Desde el 23 de febrero de 2022, el mundo se volvió un lugar más peligroso e inseguro de lo que era ya para millones de personas. La invasión de Rusia sobre Ucrania transfiguró para siempre millones de vidas, segó un número aún indefinido, expulsó de su tierra de forma forzosa a otras tantas e impactó, con daño diverso, en todo el planeta por sus efectos colaterales sobre el precio de la energía y los alimentos. A doce meses que la primera bomba fue lanzada sobre Ucrania, los ecos de la explosión aún resuenan en nuestras mentes y corazones.

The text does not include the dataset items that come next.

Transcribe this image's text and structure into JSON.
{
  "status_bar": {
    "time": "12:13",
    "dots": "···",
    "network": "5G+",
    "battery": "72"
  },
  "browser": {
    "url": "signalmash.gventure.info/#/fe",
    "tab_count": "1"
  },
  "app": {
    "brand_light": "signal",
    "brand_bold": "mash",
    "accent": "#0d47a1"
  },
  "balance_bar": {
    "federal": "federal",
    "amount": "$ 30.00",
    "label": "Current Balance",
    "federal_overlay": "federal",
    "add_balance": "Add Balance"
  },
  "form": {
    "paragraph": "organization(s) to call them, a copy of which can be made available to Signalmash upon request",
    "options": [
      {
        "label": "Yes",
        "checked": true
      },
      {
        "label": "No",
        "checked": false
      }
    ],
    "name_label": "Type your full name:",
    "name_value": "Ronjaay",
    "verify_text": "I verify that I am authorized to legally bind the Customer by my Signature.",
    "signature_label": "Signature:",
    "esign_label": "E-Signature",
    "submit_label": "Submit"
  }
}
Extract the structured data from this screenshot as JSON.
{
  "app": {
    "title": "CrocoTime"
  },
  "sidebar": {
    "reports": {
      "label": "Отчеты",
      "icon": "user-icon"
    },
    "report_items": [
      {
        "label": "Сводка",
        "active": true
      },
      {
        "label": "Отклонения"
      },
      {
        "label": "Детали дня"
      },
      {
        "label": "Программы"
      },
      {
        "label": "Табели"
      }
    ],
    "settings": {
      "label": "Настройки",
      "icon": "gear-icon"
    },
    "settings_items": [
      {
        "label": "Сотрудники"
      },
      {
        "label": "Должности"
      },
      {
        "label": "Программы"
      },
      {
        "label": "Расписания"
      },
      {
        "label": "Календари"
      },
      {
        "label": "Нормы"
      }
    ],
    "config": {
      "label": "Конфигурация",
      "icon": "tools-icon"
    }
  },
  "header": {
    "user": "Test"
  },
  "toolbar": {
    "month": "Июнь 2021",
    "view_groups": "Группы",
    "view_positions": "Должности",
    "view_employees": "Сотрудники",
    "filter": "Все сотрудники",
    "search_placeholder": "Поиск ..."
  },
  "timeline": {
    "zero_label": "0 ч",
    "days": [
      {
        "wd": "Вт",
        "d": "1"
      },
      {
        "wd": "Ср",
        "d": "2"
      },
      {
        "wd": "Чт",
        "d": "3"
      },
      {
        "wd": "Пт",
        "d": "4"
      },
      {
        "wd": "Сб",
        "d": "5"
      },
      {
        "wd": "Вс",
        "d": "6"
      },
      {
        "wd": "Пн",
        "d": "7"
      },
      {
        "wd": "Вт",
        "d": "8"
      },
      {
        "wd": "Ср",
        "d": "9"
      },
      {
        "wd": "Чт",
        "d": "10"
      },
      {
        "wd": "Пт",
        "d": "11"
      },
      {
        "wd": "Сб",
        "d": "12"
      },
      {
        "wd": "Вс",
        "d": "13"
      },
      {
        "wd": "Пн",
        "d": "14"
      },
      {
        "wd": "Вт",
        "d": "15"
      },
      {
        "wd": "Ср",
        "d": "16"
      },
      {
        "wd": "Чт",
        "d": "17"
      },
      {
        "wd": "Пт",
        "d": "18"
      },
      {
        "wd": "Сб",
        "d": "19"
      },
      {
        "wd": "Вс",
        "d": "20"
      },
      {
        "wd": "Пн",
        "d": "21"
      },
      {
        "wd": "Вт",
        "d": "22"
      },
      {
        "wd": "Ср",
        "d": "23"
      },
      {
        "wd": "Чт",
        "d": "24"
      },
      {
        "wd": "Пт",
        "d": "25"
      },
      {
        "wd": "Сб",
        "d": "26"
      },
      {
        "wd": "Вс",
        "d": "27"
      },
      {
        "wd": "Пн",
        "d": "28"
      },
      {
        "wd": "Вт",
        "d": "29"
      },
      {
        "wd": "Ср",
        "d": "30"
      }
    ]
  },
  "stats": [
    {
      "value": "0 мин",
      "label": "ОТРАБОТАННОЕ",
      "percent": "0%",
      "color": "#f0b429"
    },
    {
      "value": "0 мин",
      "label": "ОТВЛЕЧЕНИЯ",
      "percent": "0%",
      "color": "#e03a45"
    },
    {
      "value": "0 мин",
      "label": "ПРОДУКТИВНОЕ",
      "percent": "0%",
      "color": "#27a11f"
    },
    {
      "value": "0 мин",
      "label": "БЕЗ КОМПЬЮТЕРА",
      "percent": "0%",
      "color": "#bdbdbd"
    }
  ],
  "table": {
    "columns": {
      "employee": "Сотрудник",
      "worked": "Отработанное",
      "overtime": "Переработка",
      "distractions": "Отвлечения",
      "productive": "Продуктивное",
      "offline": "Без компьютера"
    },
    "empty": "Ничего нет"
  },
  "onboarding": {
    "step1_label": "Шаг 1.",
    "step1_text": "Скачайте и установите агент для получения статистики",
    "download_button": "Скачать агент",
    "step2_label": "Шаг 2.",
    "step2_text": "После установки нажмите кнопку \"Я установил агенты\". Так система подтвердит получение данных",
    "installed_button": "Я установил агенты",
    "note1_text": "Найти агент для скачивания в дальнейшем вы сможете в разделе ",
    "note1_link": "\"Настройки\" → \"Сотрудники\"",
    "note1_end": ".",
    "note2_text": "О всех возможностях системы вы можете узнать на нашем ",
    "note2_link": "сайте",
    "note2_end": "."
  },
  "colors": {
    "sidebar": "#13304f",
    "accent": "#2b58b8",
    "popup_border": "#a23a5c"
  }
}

En todo este tiempo, las potencias globales se han comprometido con esfuerzos beligerantes más que soluciones dialogadas. Mientras tanto, el costo es la sangre de millones de víctimas directas e indirectas de este conflicto. Los gobiernos deben comprometerse a proporcionar la asistencia humanitaria y de desarrollo necesaria a largo plazo a Ucrania, para garantizar la protección efectiva de los derechos económicos y sociales, reconstruir la infraestructura esencial, revitalizar la economía y garantizar los derechos a un nivel de vida y salud adecuados.

Pero también se deben poner las necesidades de las víctimas en el centro de todas las respuestas. Comprometerse a una Justicia significativa y una compensación adecuada a través de una investigación efectiva y juicios justos de todas las personas sospechosas de haber cometido los más abominables crímenes de guerra y otros delitos de derecho internacional. El mundo debe garantizar así un compromiso a largo plazo con la Justicia internacional para Ucrania.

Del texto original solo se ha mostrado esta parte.